19 year old inventor finds way to clean oceans - pedalpete
http://www.dailymail.co.uk/sciencetech/article-2415889/Boyan-Slat-19-claims-invention-clean-worlds-oceans-just-years.html

======
vwinsyee
There was discussed [0] on reddit's front page yesterday.

Key comment from arimaspi quoting from the Foundation's website [1]:

"The last couple of days several (spontaneous) articles have been published,
claiming The Ocean Cleanup Array is a 'feasible method' of extracting plastic
from the gyres. This is an incorrect statement; we are currently only at about
1/4th of completing our feasibility study. Only after finishing that study, we
believe such statements should be made. Although the preliminary results look
promising, and our team of about 50 engineers, modellers, external experts and
students is making good progress, we had and have no intention of presenting a
concept as a feasible solution while still being in investigative phase.

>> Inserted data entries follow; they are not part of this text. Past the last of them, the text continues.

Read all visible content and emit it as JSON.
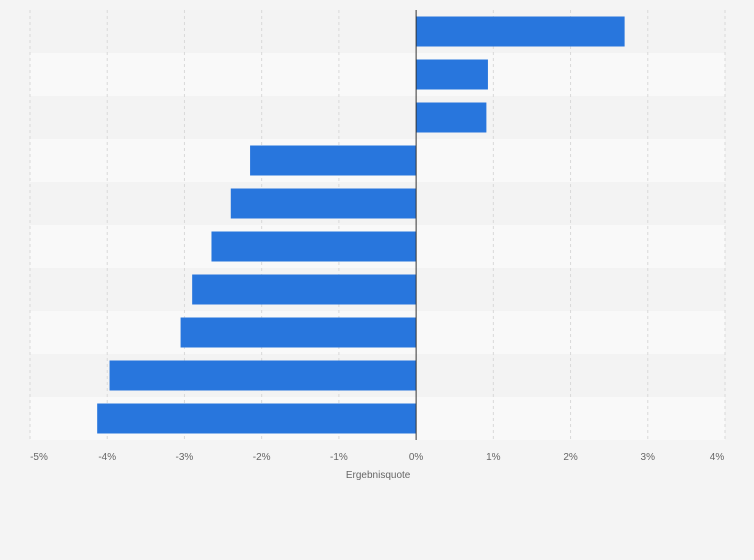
{
  "chart_data": {
    "type": "bar",
    "orientation": "horizontal",
    "categories": [
      "",
      "",
      "",
      "",
      "",
      "",
      "",
      "",
      "",
      ""
    ],
    "values": [
      2.7,
      0.93,
      0.91,
      -2.15,
      -2.4,
      -2.65,
      -2.9,
      -3.05,
      -3.97,
      -4.13
    ],
    "x_ticks": [
      -5,
      -4,
      -3,
      -2,
      -1,
      0,
      1,
      2,
      3,
      4
    ],
    "x_tick_labels": [
      "-5%",
      "-4%",
      "-3%",
      "-2%",
      "-1%",
      "0%",
      "1%",
      "2%",
      "3%",
      "4%"
    ],
    "xlim": [
      -5,
      4
    ],
    "xlabel": "Ergebnisquote",
    "ylabel": "",
    "title": "",
    "grid": true,
    "legend": "none",
    "colors": {
      "bar": "#2876dd",
      "band_light": "#f9f9f9",
      "band_dark": "#f3f3f3",
      "grid": "#d9d9d9",
      "zero_line": "#333333",
      "tick_text": "#666666"
    }
  }
}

Please stay tuned for this study, which will be published online in several
months' time.

We kindly request the press to refrain from any further publication, until all
assumptions of this concept have been confirmed.

Thank you."

[0]
[http://www.reddit.com/r/technology/comments/1lzrxc/19_year_o...](http://www.reddit.com/r/technology/comments/1lzrxc/19_year_old_invents_way_to_clean_up_the_worlds/)
[1] [http://www.boyanslat.com/plastic4/](http://www.boyanslat.com/plastic4/)